The aim of this study was to determine the antioxidative potential of the S. japonicus protein hydrolysates fed to mice with alcoholic fatty liver disease. Oral administration of the protein hydrolysate resulted in decreased and controlled serum triglyceride levels and XO activity. At all tested doses (100, 250, and 500 mg kg−1) of the protein hydrolysate, lipid peroxidation levels were adjusted to the level of the group treated with silymarin. This was especially true for the 100 mg kg−1 dose. This confirms that the mackerel protein hydrolysate directly participated in the production of active oxygen in liver tissue. The expression of SOD protein, which is involved in the active oxygen detoxification system, was also significantly upregulated in the groups administered MMPH. Furthermore, relatively higher SOD activity was observed after treatment with MMPH at 100 mg kg−1. This indicates that the abundant amino acids present in MMPH acted in the cytosol of liver cells and enhanced antioxidant activity by directly participating in the expression of XO and the detoxifying proteins, SOD and CAT. The protein hydrolysate used in this study suppressed alcohol-induced oxidative stress by inhibiting lipid peroxidation. Based on the findings of this study, it was concluded that protein hydrolysate prepared from mackerel may be a strong antioxidant, as it regulated mechanisms involving the glutathione family, which are known to be secondary enzymes during detoxification. Therefore, S. japonicus has potential for use in the development of bioactive compounds. Further research should focus on purification, characterization, and scale-up of the peptides responsible for the antioxidant activity.
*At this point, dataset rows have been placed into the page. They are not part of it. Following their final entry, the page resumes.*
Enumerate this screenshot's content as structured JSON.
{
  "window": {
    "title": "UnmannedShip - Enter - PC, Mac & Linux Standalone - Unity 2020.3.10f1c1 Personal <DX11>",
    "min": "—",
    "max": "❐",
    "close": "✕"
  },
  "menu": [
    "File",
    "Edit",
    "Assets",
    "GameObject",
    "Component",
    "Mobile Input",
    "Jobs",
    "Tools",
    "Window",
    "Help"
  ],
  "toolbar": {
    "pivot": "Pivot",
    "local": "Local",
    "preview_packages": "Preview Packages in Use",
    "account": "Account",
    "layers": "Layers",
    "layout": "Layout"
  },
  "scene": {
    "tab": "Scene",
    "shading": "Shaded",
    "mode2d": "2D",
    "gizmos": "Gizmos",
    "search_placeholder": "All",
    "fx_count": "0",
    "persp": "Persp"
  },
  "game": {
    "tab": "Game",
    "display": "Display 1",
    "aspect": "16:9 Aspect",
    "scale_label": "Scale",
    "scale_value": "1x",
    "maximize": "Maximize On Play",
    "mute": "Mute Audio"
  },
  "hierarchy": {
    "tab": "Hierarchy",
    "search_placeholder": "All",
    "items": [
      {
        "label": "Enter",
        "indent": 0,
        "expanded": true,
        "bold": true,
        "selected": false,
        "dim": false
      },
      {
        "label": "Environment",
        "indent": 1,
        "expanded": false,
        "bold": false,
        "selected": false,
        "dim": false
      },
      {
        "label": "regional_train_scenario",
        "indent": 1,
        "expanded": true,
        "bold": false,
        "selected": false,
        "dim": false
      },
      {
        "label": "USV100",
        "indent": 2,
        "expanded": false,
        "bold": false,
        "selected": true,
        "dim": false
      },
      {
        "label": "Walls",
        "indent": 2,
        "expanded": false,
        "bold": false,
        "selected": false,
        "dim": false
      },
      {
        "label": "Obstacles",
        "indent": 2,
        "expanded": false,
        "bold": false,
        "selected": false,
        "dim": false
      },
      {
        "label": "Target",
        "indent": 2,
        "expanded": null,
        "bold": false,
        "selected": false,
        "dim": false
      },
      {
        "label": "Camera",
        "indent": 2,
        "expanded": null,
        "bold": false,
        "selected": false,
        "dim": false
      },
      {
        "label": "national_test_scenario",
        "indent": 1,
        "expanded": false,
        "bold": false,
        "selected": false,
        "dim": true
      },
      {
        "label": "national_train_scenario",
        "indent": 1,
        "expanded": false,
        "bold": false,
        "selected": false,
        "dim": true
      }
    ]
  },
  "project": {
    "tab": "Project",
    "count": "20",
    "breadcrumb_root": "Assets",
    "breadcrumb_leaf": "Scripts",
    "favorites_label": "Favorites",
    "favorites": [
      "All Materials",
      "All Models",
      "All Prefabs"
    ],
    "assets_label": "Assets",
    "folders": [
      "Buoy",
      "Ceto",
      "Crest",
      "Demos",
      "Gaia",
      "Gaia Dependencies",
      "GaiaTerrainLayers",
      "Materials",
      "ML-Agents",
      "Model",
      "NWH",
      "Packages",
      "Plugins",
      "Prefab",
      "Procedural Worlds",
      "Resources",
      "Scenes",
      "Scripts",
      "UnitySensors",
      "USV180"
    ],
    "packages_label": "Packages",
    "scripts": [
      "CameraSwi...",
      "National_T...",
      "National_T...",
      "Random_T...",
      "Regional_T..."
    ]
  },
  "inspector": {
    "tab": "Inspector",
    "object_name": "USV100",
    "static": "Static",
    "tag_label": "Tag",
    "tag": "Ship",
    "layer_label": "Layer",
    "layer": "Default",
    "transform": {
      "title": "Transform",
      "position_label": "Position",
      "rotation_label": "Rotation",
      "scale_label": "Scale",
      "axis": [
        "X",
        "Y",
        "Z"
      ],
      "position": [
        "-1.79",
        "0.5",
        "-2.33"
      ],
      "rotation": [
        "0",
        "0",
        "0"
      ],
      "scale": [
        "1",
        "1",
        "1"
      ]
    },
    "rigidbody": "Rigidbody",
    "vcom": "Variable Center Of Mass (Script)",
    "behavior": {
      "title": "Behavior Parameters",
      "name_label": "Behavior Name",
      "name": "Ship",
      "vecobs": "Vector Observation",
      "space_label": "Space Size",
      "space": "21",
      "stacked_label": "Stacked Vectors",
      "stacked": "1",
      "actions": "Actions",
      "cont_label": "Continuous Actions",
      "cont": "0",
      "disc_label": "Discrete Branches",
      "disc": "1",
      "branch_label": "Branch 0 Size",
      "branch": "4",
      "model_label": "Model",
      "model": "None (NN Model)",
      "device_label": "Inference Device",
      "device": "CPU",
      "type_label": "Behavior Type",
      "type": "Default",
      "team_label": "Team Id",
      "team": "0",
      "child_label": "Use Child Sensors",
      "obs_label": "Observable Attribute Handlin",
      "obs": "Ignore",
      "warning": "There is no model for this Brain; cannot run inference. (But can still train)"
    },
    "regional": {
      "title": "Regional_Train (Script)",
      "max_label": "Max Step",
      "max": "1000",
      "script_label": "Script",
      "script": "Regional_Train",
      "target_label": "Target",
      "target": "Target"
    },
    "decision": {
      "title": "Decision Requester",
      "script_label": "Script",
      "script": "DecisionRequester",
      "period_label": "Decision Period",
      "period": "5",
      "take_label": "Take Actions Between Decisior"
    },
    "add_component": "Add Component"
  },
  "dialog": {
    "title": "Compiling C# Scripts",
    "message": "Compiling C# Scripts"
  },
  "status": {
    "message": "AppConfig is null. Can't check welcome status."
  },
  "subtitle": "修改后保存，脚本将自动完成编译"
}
Changes in SOD, Catalase and β-actin expression levels by western blot
(A) SOD expression levels; (B) Catalase expression levels; (C) Beta-actin expression levels N: Normal; C: Control; P: Positive control; M100: Mackerel muscle protein hydrolysate at a concentration of 100 mg kg −1; M250: Mackerel muscle protein hydrolysate at a concentration of 250 mg kg −1; M500: Mackerel muscle protein hydrolysate at a concentration of 500 mg kg −1.